While summoning the owner of Singh Sons Bakery in city cantonment area and his help Jyoti, the court also asked the police to explain irregularities in the probe, including a belated move by police to seek the court's approval to cancel the FIR in the case.

The court summoned the bakery shop owner and his aide to answer the charges of causing death due to rash and negligent act of allegedly selling stale and noxious food item.

"In so far as section 304 A (causing death by rash and negligent act) of IPC, I am of the opinion at this juncture that there appears reasonable ground to justify an inference that the death of victim was directly attributable to the consumption of the sandwich which was unfit for human consumption which led to series of multiple complication and ultimately caused the death within two days of consumption thereof," the court said.

"In my opinion, Section 273 (selling noxious food) of the IPC is made out in the case in hand against the accused Singh Sons Bakery as the shopkeeper sold stale food articles which was noxious and not fit for human consumption," it added summoning the two accused on January 31, 2012.
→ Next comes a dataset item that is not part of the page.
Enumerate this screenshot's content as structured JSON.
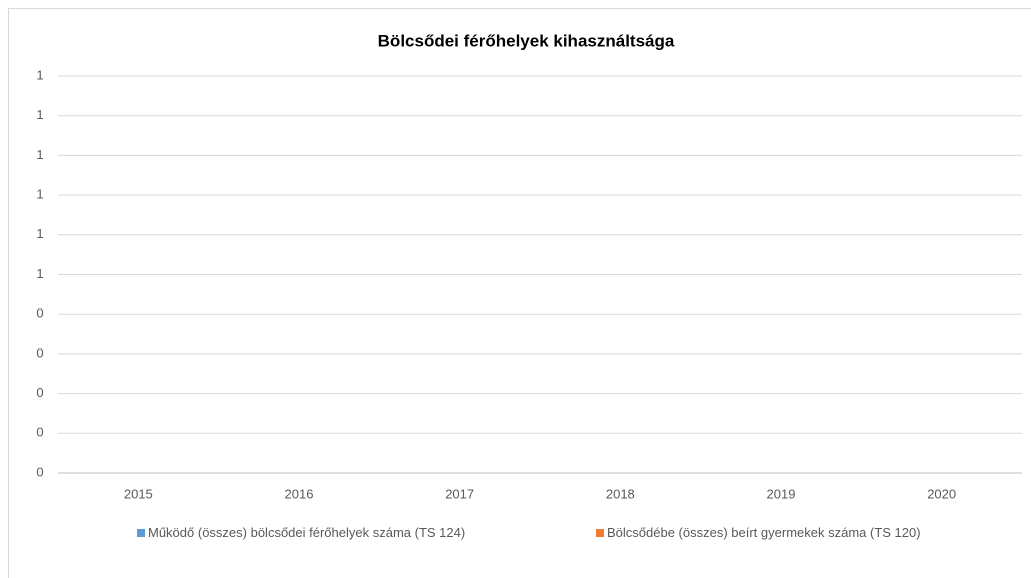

The case dates back to September 4, 2000, when cantonment area resident Anil Kumar Mehto's son had bought from the bakery two sandwiches, which were consumed together by his four children, including Asha who died of food poisoning.
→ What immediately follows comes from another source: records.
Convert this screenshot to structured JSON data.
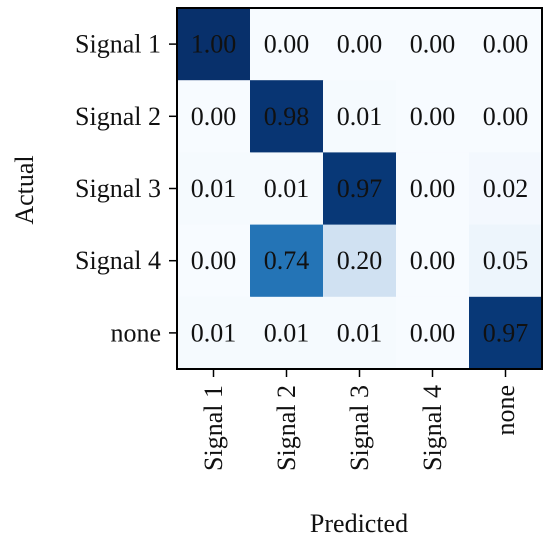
{
  "chart_data": {
    "type": "heatmap",
    "title": "",
    "xlabel": "Predicted",
    "ylabel": "Actual",
    "x_categories": [
      "Signal 1",
      "Signal 2",
      "Signal 3",
      "Signal 4",
      "none"
    ],
    "y_categories": [
      "Signal 1",
      "Signal 2",
      "Signal 3",
      "Signal 4",
      "none"
    ],
    "values": [
      [
        1.0,
        0.0,
        0.0,
        0.0,
        0.0
      ],
      [
        0.0,
        0.98,
        0.01,
        0.0,
        0.0
      ],
      [
        0.01,
        0.01,
        0.97,
        0.0,
        0.02
      ],
      [
        0.0,
        0.74,
        0.2,
        0.0,
        0.05
      ],
      [
        0.01,
        0.01,
        0.01,
        0.0,
        0.97
      ]
    ],
    "value_format": "0.00",
    "colormap": "Blues",
    "color_low": "#f7fbff",
    "color_high": "#08306b",
    "value_range": [
      0,
      1
    ],
    "x_tick_rotation": "vertical",
    "grid": false,
    "legend": "none"
  }
}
Appearing for Mehto, advocate Saurabh Sharma told the court that after consuming the sandwiches all four children complained of vomiting and high fever while Asha's condition worsened and she was hospitalised.

She was admitted to Deen Dayal Upadhyay Hospital and was shifted to another hospital where she died of cardiac arrest three days later, the advocate told the court adding the police registered the FIR in the case after a delay of five days.

"I may note that Asha at the time of death was 24 years old and still she had such a severe infection which resulted in her untimely death," the court noted, while issuing summons to bakery shop owner and his assistant.

Quoting information gartered by the complainant through RTI Act, advocate Sharma told the court that the police had preserved both the viscera and the blood sample of the victim for forensic tests.

The forensic lab in its viscera examination report said there was no poisonous content in the food and denied it ever received blood sample from the police, said Sharma.

The advocate added on the basis of viscera examination report, the police quietly decided to cancel the FIR in the case and prepared a cancellation report for the same, but kept sitting on it till 2010 and gave it to the court only after it asked for it.

On court orders earlier, the police had launched a probe to unravel as to how the cancellation report kept pending with the police station for so long.

On the advocate's submissions, the court has asked police now to apprise it of its findings into the mystery of keeping the FIR cancellation report with it for over eight years without submitting it to the court.

The court also asked the SHO of Cantt police station to explain the mystery of victim's blood sample, which went missing.